What and When Should I Eat in Labor?
By Mindy Cockeram
In class, I remind women that childbirth is not a spectator sport; it is called labor because it is hard work on the body. For the uterine muscle to contract really efficiently, the woman needs to be well hydrated and have energy to burn. If energy is the key to a successful labor, why do hospitals generally discourage (or outright deny)eating in labor?
The history of denying women food in labor dates back to the 1960s when women moved from birthing at home to birthing in the hospital. Powerful twilight drugs were used to relieve pain and instigate amnesia. However one of the policies which came with twilight drugs and the use of general anesthetics was ‘nil by mouth’ meaning women were denied food for safety reasons.
Fifty years later, epidurals are the preferred pain reliever and have no such gastric restriction. However, despite protests from laboring women, hydration via an IV drip and ‘no food during labor’ policies are still in place in most hospitals. In 2009, the American College of OB-GYNs (ACOG) relaxed their view on fluidintake. In addition to ice chips or water, they encouraged care providers to allow women to drink clear liquids including black coffee, fruit juices without pulp, clear tea, carbonated beverages and sports drinks during labor. Then in 2015, the American Association of Anesthesiologists presented the results of a large study at their annual conference which concluded that low risk women would benefit from a ‘light meal’ in labor!
So what should you eat and when in order to fuel your body for childbirth? The beginning of the first stage (early labor) averages 12-18 hours and is the best time to fuel up with food. Once women reach active labor, most do not feel hungry because the hormone ghrelin (‘the hunger hormone’) is no longer released. Just like an athlete with a race the next day, women in early labor should eat foods that will digest easily. Red meat, processed foods and fast foods are more difficult to digest and should be avoided. Many care providers encourage foods from the BRAT diet (bananas, rice, applesauce, toast) since these foods are gentle on the stomach and less likely to cause vomiting.
Besides the BRAT diet foods, yogurt is also a good choice. One of the reasons I encourage women to eat yogurt during pregnancy is to help avoid Group B Strep colonization. In labor, any antibiotics received by the mother can kill off her good bacteria. The death of good bacteria also decreases the mother’s immunity and increases the likelihood of food allergies in the baby so eating yogurt before, during and after labor can help (re)build good bacteria. Yogurt is a super source of protein and calcium and is usually well tolerated, even in people who are lactose intolerant.

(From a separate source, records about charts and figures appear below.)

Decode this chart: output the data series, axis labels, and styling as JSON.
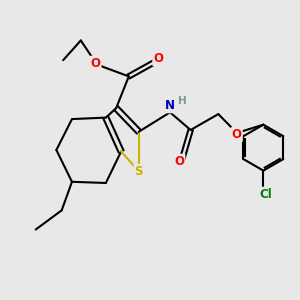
{
  "background_color": "#e8e8e8",
  "atom_colors": {
    "S": "#c8b400",
    "O": "#ff0000",
    "N": "#0000bb",
    "Cl": "#008000",
    "C": "#000000",
    "H": "#7a9a9a"
  },
  "figsize": [
    3.0,
    3.0
  ],
  "dpi": 100
}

What about a protein shake in labor? After all, protein shakes are used by professional athletes to help increase endurance. In 2013, researchers at the University of Pittsburgh evaluated women who drank a 325ml protein shake (Premier Nutrition) within 15 minutes of receiving an epidural. Their hope was that the protein shake would reduce the incidence of nausea, vomiting and gastric empyting. Sadly the results did not support their theory although the outcomes were statistically insignificant. The lead researcher Manuel Vallejo Jr, MD did however state “Physicians should feel comfortable replacing ice chips or water with a high-protein liquid supplement when vaginal delivery is expected”.
Finally, here’s an interesting gastronomic strategy for labor. Just as athletes drink a ‘buffer’ after warmup, laboring women can create a similar labor enhancer by drinking baking soda (sodium bicarbonate) dissolved in water (0.3g sodium bicarb/kg body weight) as contractions start getting closer together. This combination allows resistance against muscle exhaustion caused by changes in acid-base balance. Sodium bicarbonate has a proven neutralizing effect on the lactic acid that forms during muscle exertion and improves performance. In a fascinating Swedish/UK study in 2016, 84% of the women who had sodium bicarbonate group went on to have spontaneous deliveries versus 67% of the non-bicarb group. 6.7% of the sodium bicarb group was assisted by vacuum whereas 24.2% of the other group needed vacuum assistance. Newborns from the sodium bicarb group of mothers had overall better outcomes including no APGARS <7. It is quite clear that the sodium bicarb helped the uterus recover from the muscular changes associated with labor exhaustion.
Just as you plan what to pack in your hospital bag, think about what snacks will be useful to have around as you begin labor. Drinking clear liquids and fueling up on easy to digest foods will give you longer lasting energy in labor. And don’t forget the teaspoon of baking soda dissolved in a glass of water to help rejuvenate the uterine muscle. Good luck for the big day!